Presiden Prabowo Subianto baru-baru ini menyaksikan pemusnahan barang bukti narkoba hasil sitaan Kepolisian RI di Lapangan Bhayangkara, Mabes Polri. Jumlahnya mencengangkan: 214,84 ton narkoba senilai Rp29,37 triliun, hasil sitaan dari Oktober 2024 hingga Oktober 2025. Angka itu bukan sekadar statistik kejahatan, melainkan cermin betapa besar ancaman yang mengintai masa depan bangsa.
Di sisi lain, pemerintah tengah menggulirkan program makan bergizi gratis bagi 82,9 juta penerima—sebuah langkah monumental untuk membangun sumber daya manusia Indonesia yang sehat, cerdas, dan tangguh. Dua peristiwa besar ini sesungguhnya adalah dua sisi dari mata uang yang sama: pembangunan manusia dan perlindungan bangsa. Tidak ada artinya memberi gizi bagi anak-anak jika di waktu yang sama racun narkoba menyusup dan merusak generasi muda.
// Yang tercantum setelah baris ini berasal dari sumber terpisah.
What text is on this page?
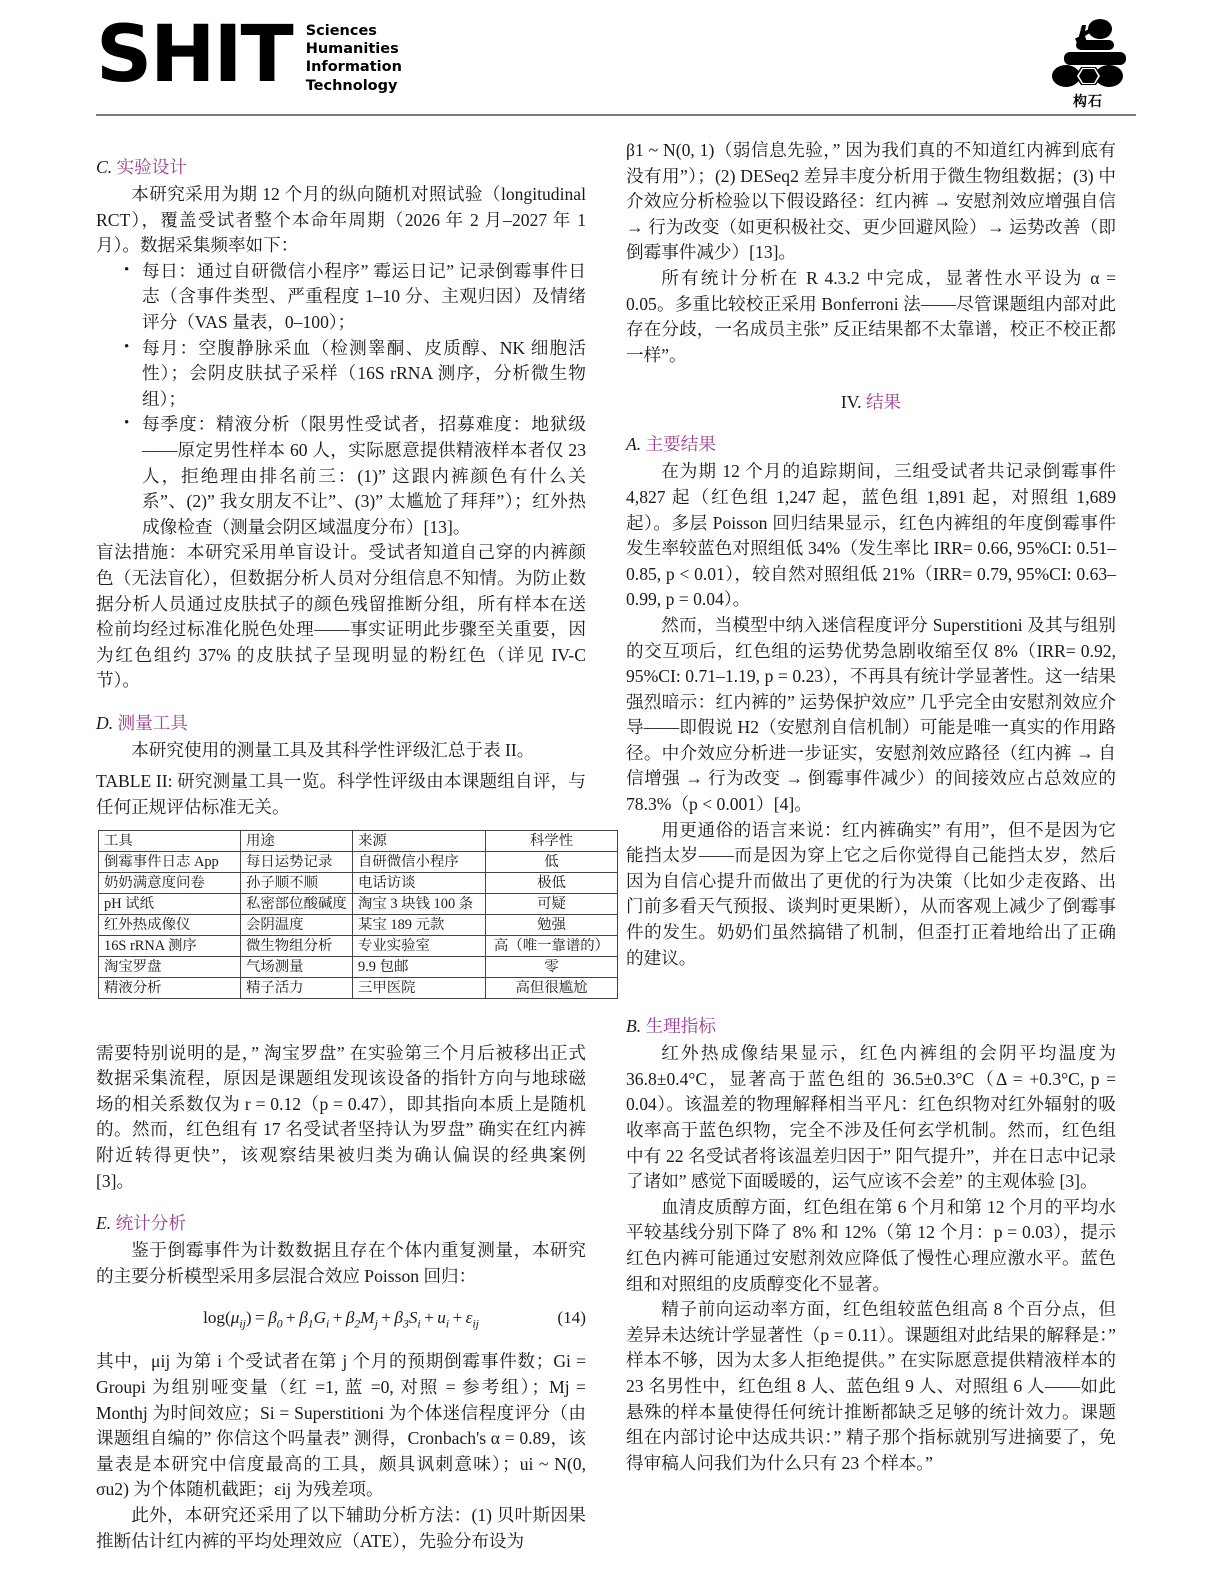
SHIT Sciences
Humanities
Information
Technology
构石
C. 实验设计

本研究采用为期 12 个月的纵向随机对照试验（longitudinal RCT），覆盖受试者整个本命年周期（2026 年 2 月–2027 年 1 月）。数据采集频率如下：

• 每日：通过自研微信小程序” 霉运日记” 记录倒霉事件日志（含事件类型、严重程度 1–10 分、主观归因）及情绪评分（VAS 量表，0–100）；
• 每月：空腹静脉采血（检测睾酮、皮质醇、NK 细胞活性）；会阴皮肤拭子采样（16S rRNA 测序，分析微生物组）；
• 每季度：精液分析（限男性受试者，招募难度：地狱级——原定男性样本 60 人，实际愿意提供精液样本者仅 23 人，拒绝理由排名前三：(1)” 这跟内裤颜色有什么关系”、(2)” 我女朋友不让”、(3)” 太尴尬了拜拜”）；红外热成像检查（测量会阴区域温度分布）[13]。

盲法措施：本研究采用单盲设计。受试者知道自己穿的内裤颜色（无法盲化），但数据分析人员对分组信息不知情。为防止数据分析人员通过皮肤拭子的颜色残留推断分组，所有样本在送检前均经过标准化脱色处理——事实证明此步骤至关重要，因为红色组约 37% 的皮肤拭子呈现明显的粉红色（详见 IV-C 节）。

D. 测量工具

本研究使用的测量工具及其科学性评级汇总于表 II。

TABLE II: 研究测量工具一览。科学性评级由本课题组自评，与任何正规评估标准无关。

工具	用途	来源	科学性
倒霉事件日志 App	每日运势记录	自研微信小程序	低
奶奶满意度问卷	孙子顺不顺	电话访谈	极低
pH 试纸	私密部位酸碱度	淘宝 3 块钱 100 条	可疑
红外热成像仪	会阴温度	某宝 189 元款	勉强
16S rRNA 测序	微生物组分析	专业实验室	高（唯一靠谱的）
淘宝罗盘	气场测量	9.9 包邮	零
精液分析	精子活力	三甲医院	高但很尴尬

需要特别说明的是，” 淘宝罗盘” 在实验第三个月后被移出正式数据采集流程，原因是课题组发现该设备的指针方向与地球磁场的相关系数仅为 r = 0.12（p = 0.47），即其指向本质上是随机的。然而，红色组有 17 名受试者坚持认为罗盘” 确实在红内裤附近转得更快”，该观察结果被归类为确认偏误的经典案例 [3]。

E. 统计分析

鉴于倒霉事件为计数数据且存在个体内重复测量，本研究的主要分析模型采用多层混合效应 Poisson 回归：

$\log(\mu_{ij}) = \beta_0 + \beta_1G_i + \beta_2M_j + \beta_3S_i + u_i + \varepsilon_{ij}$	(14)

其中，μij 为第 i 个受试者在第 j 个月的预期倒霉事件数；Gi = Groupi 为组别哑变量（红 =1, 蓝 =0, 对照 = 参考组）；Mj = Monthj 为时间效应；Si = Superstitioni 为个体迷信程度评分（由课题组自编的” 你信这个吗量表” 测得，Cronbach's α = 0.89，该量表是本研究中信度最高的工具，颇具讽刺意味）；ui ~ N(0, σu2) 为个体随机截距；εij 为残差项。

此外，本研究还采用了以下辅助分析方法：(1) 贝叶斯因果推断估计红内裤的平均处理效应（ATE），先验分布设为

β1 ~ N(0, 1)（弱信息先验，” 因为我们真的不知道红内裤到底有没有用”）；(2) DESeq2 差异丰度分析用于微生物组数据；(3) 中介效应分析检验以下假设路径：红内裤 → 安慰剂效应增强自信 → 行为改变（如更积极社交、更少回避风险）→ 运势改善（即倒霉事件减少）[13]。

所有统计分析在 R 4.3.2 中完成，显著性水平设为 α = 0.05。多重比较校正采用 Bonferroni 法——尽管课题组内部对此存在分歧，一名成员主张” 反正结果都不太靠谱，校正不校正都一样”。

IV. 结果
A. 主要结果

在为期 12 个月的追踪期间，三组受试者共记录倒霉事件 4,827 起（红色组 1,247 起，蓝色组 1,891 起，对照组 1,689 起）。多层 Poisson 回归结果显示，红色内裤组的年度倒霉事件发生率较蓝色对照组低 34%（发生率比 IRR= 0.66, 95%CI: 0.51–0.85, p < 0.01），较自然对照组低 21%（IRR= 0.79, 95%CI: 0.63–0.99, p = 0.04）。

然而，当模型中纳入迷信程度评分 Superstitioni 及其与组别的交互项后，红色组的运势优势急剧收缩至仅 8%（IRR= 0.92, 95%CI: 0.71–1.19, p = 0.23），不再具有统计学显著性。这一结果强烈暗示：红内裤的” 运势保护效应” 几乎完全由安慰剂效应介导——即假说 H2（安慰剂自信机制）可能是唯一真实的作用路径。中介效应分析进一步证实，安慰剂效应路径（红内裤 → 自信增强 → 行为改变 → 倒霉事件减少）的间接效应占总效应的 78.3%（p < 0.001）[4]。

用更通俗的语言来说：红内裤确实” 有用”，但不是因为它能挡太岁——而是因为穿上它之后你觉得自己能挡太岁，然后因为自信心提升而做出了更优的行为决策（比如少走夜路、出门前多看天气预报、谈判时更果断），从而客观上减少了倒霉事件的发生。奶奶们虽然搞错了机制，但歪打正着地给出了正确的建议。

B. 生理指标

红外热成像结果显示，红色内裤组的会阴平均温度为 36.8±0.4°C，显著高于蓝色组的 36.5±0.3°C（Δ = +0.3°C, p = 0.04）。该温差的物理解释相当平凡：红色织物对红外辐射的吸收率高于蓝色织物，完全不涉及任何玄学机制。然而，红色组中有 22 名受试者将该温差归因于” 阳气提升”，并在日志中记录了诸如” 感觉下面暖暖的，运气应该不会差” 的主观体验 [3]。

血清皮质醇方面，红色组在第 6 个月和第 12 个月的平均水平较基线分别下降了 8% 和 12%（第 12 个月：p = 0.03），提示红色内裤可能通过安慰剂效应降低了慢性心理应激水平。蓝色组和对照组的皮质醇变化不显著。

精子前向运动率方面，红色组较蓝色组高 8 个百分点，但差异未达统计学显著性（p = 0.11）。课题组对此结果的解释是：” 样本不够，因为太多人拒绝提供。” 在实际愿意提供精液样本的 23 名男性中，红色组 8 人、蓝色组 9 人、对照组 6 人——如此悬殊的样本量使得任何统计推断都缺乏足够的统计效力。课题组在内部讨论中达成共识：” 精子那个指标就别写进摘要了，免得审稿人问我们为什么只有 23 个样本。”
Narkoba bukan sekadar masalah hukum, melainkan ancaman eksistensial bagi peradaban. Ia menghancurkan potensi, mematikan nalar, dan mengebiri semangat produktif bangsa. Setiap gram narkoba yang lolos dari pengawasan, sejatinya adalah peluru yang menembak masa depan anak-anak Indonesia. Karena itu, perang terhadap narkoba tidak boleh setengah hati.
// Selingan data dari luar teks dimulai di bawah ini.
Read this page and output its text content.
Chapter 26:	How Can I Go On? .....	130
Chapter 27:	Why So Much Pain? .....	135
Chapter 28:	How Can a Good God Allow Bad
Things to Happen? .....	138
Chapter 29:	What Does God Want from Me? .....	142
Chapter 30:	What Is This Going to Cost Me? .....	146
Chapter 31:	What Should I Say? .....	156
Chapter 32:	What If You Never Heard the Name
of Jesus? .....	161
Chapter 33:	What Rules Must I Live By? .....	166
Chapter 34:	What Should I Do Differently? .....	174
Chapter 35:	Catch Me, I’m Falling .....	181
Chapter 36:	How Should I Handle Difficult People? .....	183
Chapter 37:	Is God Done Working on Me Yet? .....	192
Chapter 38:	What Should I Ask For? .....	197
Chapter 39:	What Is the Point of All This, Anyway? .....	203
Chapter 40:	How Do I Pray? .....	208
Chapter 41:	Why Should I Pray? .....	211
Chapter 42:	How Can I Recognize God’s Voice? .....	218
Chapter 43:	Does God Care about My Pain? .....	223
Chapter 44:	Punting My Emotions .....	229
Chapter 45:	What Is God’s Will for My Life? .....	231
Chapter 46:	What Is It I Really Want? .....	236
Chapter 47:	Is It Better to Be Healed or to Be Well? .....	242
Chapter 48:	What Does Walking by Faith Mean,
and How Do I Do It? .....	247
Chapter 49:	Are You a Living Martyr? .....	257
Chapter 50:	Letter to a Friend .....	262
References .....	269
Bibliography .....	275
Presiden Prabowo harus memastikan perang total terhadap narkoba menjadi bagian integral dari visi pembangunan nasional. Pendidikan karakter, penguatan keluarga, hingga operasi penegakan hukum tanpa kompromi harus berjalan beriringan.
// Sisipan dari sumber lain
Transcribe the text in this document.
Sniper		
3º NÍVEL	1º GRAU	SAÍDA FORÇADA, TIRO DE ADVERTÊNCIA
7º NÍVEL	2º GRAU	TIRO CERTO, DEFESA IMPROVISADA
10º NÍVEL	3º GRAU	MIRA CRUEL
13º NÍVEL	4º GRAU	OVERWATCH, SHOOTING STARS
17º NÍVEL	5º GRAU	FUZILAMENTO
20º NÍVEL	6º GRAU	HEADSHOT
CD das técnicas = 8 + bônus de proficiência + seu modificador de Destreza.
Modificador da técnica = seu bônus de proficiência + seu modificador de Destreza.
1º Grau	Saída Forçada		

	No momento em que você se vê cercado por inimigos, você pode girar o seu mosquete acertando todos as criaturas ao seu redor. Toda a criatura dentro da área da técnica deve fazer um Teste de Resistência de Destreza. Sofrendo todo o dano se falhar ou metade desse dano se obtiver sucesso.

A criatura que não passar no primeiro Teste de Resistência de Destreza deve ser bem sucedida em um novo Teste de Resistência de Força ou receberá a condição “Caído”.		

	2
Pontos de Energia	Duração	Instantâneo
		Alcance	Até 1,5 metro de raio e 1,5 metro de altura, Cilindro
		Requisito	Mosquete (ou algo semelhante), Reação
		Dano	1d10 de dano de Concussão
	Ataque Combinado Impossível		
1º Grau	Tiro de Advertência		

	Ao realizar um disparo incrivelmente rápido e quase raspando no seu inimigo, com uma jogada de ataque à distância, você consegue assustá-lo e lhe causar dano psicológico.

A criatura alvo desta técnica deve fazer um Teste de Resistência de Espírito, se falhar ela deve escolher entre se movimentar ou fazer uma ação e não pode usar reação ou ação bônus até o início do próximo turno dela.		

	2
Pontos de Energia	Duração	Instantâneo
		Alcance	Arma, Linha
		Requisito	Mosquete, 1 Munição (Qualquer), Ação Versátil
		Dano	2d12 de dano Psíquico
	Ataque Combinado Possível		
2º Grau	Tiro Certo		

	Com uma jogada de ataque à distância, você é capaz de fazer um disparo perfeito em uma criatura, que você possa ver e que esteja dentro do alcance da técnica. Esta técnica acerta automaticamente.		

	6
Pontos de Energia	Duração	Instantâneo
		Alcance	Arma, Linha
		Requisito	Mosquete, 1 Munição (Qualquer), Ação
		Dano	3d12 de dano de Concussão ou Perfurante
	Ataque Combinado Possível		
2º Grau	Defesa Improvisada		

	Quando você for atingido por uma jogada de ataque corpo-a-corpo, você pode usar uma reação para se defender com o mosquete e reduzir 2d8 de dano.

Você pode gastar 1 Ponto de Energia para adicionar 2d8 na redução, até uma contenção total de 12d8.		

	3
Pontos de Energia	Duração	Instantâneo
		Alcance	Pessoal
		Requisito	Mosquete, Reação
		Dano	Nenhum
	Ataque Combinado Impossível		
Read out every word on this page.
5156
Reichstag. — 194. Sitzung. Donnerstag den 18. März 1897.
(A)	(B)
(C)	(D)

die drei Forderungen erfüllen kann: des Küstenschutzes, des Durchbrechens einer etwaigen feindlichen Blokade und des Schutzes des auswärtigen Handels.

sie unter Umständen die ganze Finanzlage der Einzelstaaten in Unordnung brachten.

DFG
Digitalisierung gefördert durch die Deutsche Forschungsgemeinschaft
Bangsa yang ingin membangun generasi emas tidak cukup hanya dengan memberi makan bergizi, tapi juga harus membersihkan racun yang merusak kesadaran dan moralitas. Pemusnahan 214 ton narkoba adalah simbol perlawanan, namun perang sesungguhnya baru dimulai: perang untuk menyelamatkan jiwa, akal, dan masa depan bangsa.
Indonesia hanya akan benar-benar kuat bila seluruh anaknya tumbuh sehat, cerdas, dan bebas dari racun narkoba. Kini saatnya kita bersatu: membangun dengan gizi, menjaga dengan kesadaran.